Background Fields Meet the Heat Kernel: Gauge Invariance and RGEs without diagrams

TL;DR

This paper presents a novel method combining the Heat Kernel and Background Field techniques to compute gauge-invariant quantities like RGEs without relying on diagrammatic methods, validated on Standard Model examples.

Contribution

It introduces a background-field-based approach for calculating gauge-invariant RG quantities directly from background dynamics, avoiding traditional diagram calculations.

Findings

Successfully computes gauge-invariant beta functions and anomalous dimensions.

Demonstrates the method on Scalar QED, Yukawa theory, and Standard Model bosonic sector.

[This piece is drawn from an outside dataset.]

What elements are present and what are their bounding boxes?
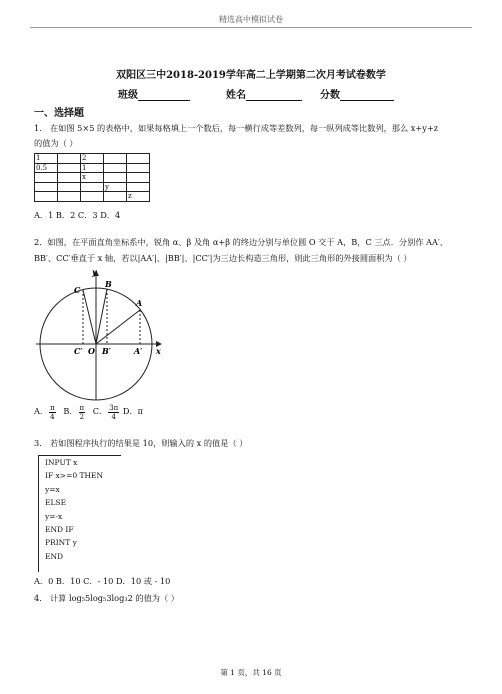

Ensures gauge-parameter independence when background fields are on-shell.

Abstract

We introduce a new method that exploits the combination of the Heat Kernel (HK) and Background Field Method to compute gauge-invariant and gauge parameter-independent quantities such as the effective potential, anomalous dimensions, and renormalization group equations. In contrast to currently employed techniques, these results are obtained exclusively from the dynamics of the background fields, without relying on supplementary input from, e.g., traditional diagrammatic calculations. This is achieved by a consistent treatment of open and closed derivatives in the HK expansions. In this way, we compute the standard quantities such as $\beta$ functions and their gauge-parameter independence when background fields are on-shell. We demonstrate this formalism for instructive examples such as Scalar QED and Yukawa theory. Full results for the bosonic part of the Standard Model provide further validation of our approach.